Adopting this address for real—she proposed in their new bedroom in Rochelle weeks after he had recovered from the infection, he thought about it a few days, then agreed—was a way of protection against future disasters that might separate them because of vague rules about illegality. partnership.
Still, the decision explodes with bouts of regret. “It bothered me,” she said. “I felt like I was betraying this moral position I’ve had for years about government involvement in my personal life.” She said the interns, who found inspiration in her choice to commit without the papers, were disappointed. “But I think, 25 years later, I’ve made up my mind.”
Six years later, Dr. Cox said, the marriage is “an extension of who we were”. Mr. Kammer added, “We depend on each other and expect safety from each other’s presence.” Married or not, they love each other’s company.
Twice a week, despite grueling work schedules, they make time to have dinner together. Dates are rare, but meaningful. Last year, for example, they saw the revival of the Stephen Sondheim musical “The Company” on Broadway. This helped crystallize Mr. Kamer’s feelings about the relationship. “We don’t have the sarcastic inconsistency and obsessive second-guessing of Sondheim’s characters,” he said. “We are happy together without ifs and buts.”
“I still find it weird to say ‘my wife,’” Kammer said. “After 25 years of always trying to figure out what’s the right thing to say — a partner? Paramore? pair equivalent? – “Wife” should be simple. But my mind stopped. I find it strange.” Although they now introduce each other as husband or wife, Dr. Cox also struggles with the title. “It is strange to say he is my husband after so many years of not doing so,” she said.

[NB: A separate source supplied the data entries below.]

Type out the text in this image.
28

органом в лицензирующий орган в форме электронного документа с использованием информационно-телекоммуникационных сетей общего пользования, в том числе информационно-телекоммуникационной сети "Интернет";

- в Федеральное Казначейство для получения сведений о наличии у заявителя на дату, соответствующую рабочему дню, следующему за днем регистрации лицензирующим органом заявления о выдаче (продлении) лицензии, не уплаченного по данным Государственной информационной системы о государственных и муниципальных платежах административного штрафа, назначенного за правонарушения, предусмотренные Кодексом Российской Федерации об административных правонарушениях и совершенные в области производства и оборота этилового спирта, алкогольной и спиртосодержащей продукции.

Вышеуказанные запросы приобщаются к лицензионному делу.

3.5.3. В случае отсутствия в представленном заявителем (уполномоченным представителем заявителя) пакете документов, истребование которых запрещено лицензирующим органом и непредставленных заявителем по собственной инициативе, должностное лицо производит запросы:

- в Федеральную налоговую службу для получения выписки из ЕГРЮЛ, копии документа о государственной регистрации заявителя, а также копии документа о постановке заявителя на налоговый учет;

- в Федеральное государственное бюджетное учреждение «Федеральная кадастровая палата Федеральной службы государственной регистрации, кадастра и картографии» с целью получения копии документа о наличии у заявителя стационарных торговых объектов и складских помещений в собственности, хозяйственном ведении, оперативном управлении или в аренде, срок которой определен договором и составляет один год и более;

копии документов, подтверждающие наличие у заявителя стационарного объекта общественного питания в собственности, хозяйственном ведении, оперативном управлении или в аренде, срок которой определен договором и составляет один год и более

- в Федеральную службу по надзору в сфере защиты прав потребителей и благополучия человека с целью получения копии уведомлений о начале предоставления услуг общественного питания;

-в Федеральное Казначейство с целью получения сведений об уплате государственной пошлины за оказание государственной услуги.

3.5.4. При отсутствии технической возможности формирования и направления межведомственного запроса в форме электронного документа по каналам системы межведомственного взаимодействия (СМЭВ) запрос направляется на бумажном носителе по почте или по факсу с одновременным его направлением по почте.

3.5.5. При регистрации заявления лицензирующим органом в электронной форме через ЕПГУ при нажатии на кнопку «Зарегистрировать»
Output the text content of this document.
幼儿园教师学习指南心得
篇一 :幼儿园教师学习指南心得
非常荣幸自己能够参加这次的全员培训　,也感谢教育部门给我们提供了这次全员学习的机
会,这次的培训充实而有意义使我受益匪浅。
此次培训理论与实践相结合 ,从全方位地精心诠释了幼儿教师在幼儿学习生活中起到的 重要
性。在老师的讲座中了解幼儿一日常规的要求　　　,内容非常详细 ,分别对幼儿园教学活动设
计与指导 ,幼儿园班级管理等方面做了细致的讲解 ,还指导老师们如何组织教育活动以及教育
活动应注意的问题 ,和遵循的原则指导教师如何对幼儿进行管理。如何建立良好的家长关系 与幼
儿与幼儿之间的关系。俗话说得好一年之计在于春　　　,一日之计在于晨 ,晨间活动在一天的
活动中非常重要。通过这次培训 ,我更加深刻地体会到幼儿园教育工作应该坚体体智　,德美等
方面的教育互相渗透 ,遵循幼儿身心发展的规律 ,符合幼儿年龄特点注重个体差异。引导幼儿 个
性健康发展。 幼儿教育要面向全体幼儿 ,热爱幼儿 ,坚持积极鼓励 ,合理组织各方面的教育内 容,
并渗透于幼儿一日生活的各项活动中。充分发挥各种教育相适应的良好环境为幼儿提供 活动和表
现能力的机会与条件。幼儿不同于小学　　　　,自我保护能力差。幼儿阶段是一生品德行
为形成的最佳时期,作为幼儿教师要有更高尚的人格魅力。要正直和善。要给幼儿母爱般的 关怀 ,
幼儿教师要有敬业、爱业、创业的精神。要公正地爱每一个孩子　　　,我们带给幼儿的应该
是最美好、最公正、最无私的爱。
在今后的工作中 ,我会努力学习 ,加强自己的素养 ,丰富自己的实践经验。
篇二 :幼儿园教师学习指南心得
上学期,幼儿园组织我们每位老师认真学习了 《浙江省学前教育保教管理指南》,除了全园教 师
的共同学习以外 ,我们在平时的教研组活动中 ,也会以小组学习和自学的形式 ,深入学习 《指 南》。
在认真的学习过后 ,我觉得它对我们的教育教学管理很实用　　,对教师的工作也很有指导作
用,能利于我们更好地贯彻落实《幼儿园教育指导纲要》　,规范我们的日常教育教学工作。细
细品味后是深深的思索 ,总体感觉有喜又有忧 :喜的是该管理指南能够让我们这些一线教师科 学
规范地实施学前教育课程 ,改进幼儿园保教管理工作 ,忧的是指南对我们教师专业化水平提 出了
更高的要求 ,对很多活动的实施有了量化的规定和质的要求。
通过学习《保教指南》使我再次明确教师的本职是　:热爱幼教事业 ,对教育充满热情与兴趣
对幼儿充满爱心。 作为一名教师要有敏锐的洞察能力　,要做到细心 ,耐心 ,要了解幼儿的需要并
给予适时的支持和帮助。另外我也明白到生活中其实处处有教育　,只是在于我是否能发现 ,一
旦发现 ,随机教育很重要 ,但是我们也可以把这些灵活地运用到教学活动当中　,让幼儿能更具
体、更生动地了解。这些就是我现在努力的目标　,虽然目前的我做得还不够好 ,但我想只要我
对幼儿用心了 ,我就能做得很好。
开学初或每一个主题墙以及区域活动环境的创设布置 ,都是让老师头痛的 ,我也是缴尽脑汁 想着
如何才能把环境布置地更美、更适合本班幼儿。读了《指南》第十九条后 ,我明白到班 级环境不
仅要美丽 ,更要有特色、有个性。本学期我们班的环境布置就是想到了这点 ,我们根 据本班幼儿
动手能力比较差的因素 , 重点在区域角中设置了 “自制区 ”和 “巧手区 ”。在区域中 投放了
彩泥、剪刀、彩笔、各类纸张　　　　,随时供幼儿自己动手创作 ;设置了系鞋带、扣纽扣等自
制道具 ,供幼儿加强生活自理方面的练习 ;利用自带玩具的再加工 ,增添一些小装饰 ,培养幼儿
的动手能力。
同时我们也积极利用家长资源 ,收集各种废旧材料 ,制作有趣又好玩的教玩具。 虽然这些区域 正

Their eldest daughter, Rachel Cox-Kammer, now a graduate student in body-mind medicine at Saybrook University, never cared what her parents called each other. But she and her sister, bridesmaids at the 2017 wedding, were thrilled when her parents finally got married. Not that they always wanted their mother to be a “lady” like the mothers of their friends, or to present their father as her husband. For them, it was about the occasion.
“My mom and I used to watch a lot of rom-coms, and they have a lot of wedding scenes,” said Ms. Cox-Kammer of Peekskill, New York. Don’t want to get married Clothes shopping will be so much fun. We have always respected their decision not to marry. You can always see their love for each other.”
However, Rachel is not going to follow in her parents’ footsteps. “I knew I wanted to get married at a young age,” she said. In October, she and her partner will marry at Candlewood Lake in Brookfield, Connecticut. The couple met four years ago; They’ve been planning their wedding since August 2021. “We wanted a half-long engagement so we could perfect every detail.”
Mr. Kamer was not thrilled at the news of the engagement. “It’s not our way of doing things,” he said. “But we enjoy seeing our children find their way to happiness.” Dr. Cox said she knows her unorthodox path isn’t for everyone, and she’s happy for Rachel. Both said they support their daughter and will be there to celebrate, perhaps wiping away a few happy tears when the couple announce their marriage.
“It will have all the bells and whistles, and I’ve dreamed of doing that for a long time,” said Dr. Cox. This is fine with her parents. “It’s going to be a great party,” said Dr. Cox.